The effect of the dim room is relaxing, disarming even. But once you squint through the lurid light and begin to read the books, a more strident argument takes shape. The disparate objects create a visual constellation of ideas, a mise-en-scène for an alternative history of modernity that drew its inspiration from mysticism rather than rational utopianism. The green neon light that suffuses the space, for example, is an installation inspired by a minimalist installation by Dan Flavin created for the Masjid al-Farah (known as “the Dia mosque”; see Bidoun #23), one of the many “mystical episodes” within canonical modernity that footnotes these objects.

It is tempting to give in to the circuitous byways offered by Slavs and Tatars’ texts — to understand their work through the funhouse of hidden histories, etymological coincidences, and sociopolitical texts and subtexts that dot their somewhat attention-deficit narratives. Stories form the body of the work and its many manifestations: books, multiples, lecture-performances, guest presentations, and even, in this case, a children’s drawing session organized by the art space Forever & Today, which featured a tiny installation of melon-shaped lamps (Never Give Up the Fruit) in their downtown storefront, a point of departure for another story involving fruits, kidnapped princesses, and even political Islam.

It is also tempting to fault their work for failing to be either research or art proper — for raising serious sociopolitical questions without doing the academic spadework needed to support them. (This charge is frequently made upon the “research-based” art of the past decade.) But neither definition can truly fit Slavs and Tatars’ multi-tentacled approach: ultimately, the goal of Beyonsense is neither argument nor commentary nor interpretation.
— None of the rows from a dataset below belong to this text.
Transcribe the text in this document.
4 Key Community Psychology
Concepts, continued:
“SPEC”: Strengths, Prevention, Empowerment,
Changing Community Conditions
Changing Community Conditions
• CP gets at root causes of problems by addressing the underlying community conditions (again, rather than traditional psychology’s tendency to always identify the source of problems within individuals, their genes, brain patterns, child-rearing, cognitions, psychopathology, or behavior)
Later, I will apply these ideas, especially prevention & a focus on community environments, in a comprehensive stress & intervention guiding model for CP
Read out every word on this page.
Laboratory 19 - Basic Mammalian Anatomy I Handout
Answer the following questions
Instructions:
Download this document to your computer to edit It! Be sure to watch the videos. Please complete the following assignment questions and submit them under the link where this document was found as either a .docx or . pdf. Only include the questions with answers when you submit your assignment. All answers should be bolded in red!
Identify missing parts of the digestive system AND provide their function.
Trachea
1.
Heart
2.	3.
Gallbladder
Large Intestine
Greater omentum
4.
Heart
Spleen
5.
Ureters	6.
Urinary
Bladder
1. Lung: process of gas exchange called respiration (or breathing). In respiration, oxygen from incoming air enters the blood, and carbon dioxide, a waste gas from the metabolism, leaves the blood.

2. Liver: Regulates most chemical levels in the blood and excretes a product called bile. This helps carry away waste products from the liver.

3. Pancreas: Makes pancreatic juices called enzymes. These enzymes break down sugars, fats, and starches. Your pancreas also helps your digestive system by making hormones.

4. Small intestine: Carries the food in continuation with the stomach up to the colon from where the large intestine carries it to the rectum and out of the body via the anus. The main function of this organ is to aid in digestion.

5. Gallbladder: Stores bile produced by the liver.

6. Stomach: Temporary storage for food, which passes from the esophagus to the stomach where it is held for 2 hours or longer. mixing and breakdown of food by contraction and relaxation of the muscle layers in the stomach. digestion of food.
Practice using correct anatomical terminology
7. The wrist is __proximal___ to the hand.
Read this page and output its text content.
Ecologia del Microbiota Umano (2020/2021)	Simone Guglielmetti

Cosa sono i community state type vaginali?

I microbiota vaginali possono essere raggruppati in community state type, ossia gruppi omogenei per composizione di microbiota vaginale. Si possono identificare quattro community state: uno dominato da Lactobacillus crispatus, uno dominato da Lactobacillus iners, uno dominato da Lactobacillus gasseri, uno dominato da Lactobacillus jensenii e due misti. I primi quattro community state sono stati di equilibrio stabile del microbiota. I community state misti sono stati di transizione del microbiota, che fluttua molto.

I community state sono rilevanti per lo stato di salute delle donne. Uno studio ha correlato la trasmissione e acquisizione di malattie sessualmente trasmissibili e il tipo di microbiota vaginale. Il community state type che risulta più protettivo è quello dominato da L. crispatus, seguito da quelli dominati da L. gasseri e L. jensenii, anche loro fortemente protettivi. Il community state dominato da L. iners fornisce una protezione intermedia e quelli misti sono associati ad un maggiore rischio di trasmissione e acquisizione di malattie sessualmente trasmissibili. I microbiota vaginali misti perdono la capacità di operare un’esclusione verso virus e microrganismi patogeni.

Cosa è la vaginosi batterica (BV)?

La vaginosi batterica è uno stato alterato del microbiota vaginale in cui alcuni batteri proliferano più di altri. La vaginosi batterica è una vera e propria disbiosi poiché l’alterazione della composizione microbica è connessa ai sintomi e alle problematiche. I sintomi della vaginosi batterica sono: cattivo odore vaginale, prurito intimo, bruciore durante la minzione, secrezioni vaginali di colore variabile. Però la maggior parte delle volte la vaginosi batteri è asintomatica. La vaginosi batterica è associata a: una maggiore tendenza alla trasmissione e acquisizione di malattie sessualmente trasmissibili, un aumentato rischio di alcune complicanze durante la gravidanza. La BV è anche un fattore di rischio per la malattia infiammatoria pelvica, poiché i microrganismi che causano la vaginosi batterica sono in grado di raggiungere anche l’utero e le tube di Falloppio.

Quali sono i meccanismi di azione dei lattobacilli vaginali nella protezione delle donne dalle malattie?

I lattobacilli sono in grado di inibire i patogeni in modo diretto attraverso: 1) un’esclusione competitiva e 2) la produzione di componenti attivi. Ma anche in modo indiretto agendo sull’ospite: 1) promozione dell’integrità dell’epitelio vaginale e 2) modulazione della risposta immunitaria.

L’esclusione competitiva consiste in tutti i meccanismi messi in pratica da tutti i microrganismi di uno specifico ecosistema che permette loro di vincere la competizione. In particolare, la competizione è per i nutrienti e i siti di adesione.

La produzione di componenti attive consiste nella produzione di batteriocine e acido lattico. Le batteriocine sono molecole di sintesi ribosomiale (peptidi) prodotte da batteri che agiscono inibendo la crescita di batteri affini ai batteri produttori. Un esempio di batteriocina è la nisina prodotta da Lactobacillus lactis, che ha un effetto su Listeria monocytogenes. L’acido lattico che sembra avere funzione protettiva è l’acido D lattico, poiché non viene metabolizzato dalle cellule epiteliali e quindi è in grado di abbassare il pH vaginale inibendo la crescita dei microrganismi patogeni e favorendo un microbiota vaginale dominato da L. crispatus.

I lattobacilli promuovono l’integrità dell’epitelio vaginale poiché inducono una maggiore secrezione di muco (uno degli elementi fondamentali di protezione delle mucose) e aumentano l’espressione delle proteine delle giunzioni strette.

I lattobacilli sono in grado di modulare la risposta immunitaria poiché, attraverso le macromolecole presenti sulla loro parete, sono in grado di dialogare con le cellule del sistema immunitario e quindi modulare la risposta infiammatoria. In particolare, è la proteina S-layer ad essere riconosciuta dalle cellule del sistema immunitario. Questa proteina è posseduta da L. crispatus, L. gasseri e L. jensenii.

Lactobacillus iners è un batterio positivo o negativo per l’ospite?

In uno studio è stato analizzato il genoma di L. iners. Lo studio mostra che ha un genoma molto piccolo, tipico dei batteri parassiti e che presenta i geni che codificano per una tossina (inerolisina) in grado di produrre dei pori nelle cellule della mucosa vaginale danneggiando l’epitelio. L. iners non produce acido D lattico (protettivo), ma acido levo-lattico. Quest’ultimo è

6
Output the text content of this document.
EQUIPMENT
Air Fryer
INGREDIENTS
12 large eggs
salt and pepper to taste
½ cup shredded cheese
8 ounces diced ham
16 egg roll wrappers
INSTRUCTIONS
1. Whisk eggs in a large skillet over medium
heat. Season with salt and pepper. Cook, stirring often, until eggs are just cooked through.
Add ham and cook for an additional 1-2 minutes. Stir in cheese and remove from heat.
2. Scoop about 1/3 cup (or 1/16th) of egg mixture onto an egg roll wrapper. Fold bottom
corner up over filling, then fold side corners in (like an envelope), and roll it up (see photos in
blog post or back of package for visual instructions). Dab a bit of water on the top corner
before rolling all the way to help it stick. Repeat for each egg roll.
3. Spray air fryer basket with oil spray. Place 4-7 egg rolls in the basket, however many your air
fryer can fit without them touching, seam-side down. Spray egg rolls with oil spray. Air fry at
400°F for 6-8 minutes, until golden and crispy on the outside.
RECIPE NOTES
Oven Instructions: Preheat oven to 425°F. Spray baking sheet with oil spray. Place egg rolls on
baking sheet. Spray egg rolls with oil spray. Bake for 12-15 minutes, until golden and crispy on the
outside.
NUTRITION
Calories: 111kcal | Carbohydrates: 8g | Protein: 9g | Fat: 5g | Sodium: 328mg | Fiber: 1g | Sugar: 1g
Strewn like so many exhibits in a modernist-Oriental murder mystery (say, Alain Robbe-Grillet meets Orhan Pamuk), the quasi-coherent juxtapositions of historic fact and chatty trivia are organized not for clarity but for a perverse poetic truth. Research is less driven by a hypothesis than by curiosity, and that voracious curiosity is what lingers after the details have been forgotten.

There are dangers, of course, to open-ended curiosity. The wooden cucumber of A Dear for the Dea may aspire to invoke Eastern hospitality and fructiferous myth (explained extensively and hilariously in one of their books), but it also looks like a dildo on a Quran stand. The risk is less blasphemy than easy access: the work could be dismissed as another exotic sound bite, the artists’ insistence on the dark and subversive side of their strategically lowbrow means notwithstanding. Misunderstanding is clearly a strategy they have embraced in its productive as well as perilous possibilities. You might say what they lose in clarity they gain in agility, a nimble scrambling through histories that might not be reconcilable through conventional means.

Taken as an experiential whole, the knowledge offered by Beyonsense is less a linear study of causes and effects than a proposition for a more intuitive understanding of the world: an invitation to learning that winks from a place just beyond the limits of our comprehension, all the more seductive for its combination of enthusiasm and inaccessibility. Texts, images, and objects entice the viewer toward an unforeseen, if not entirely unlikely, place where minimalism and mysticism just might make sense together, where a guttural khhhhh connects disparate histories of art, faith, and politics. The most hospitable home for these oblique statements may well be an art gallery, where the emphasis on seeing over reading means that they can be taken together or independently, as visual or verbal poetry. It’s a delicate balancing act, but one that Beyonsense pulls off, not through the persuasiveness of its arguments, but through its faith in the intuition and interest of its audience.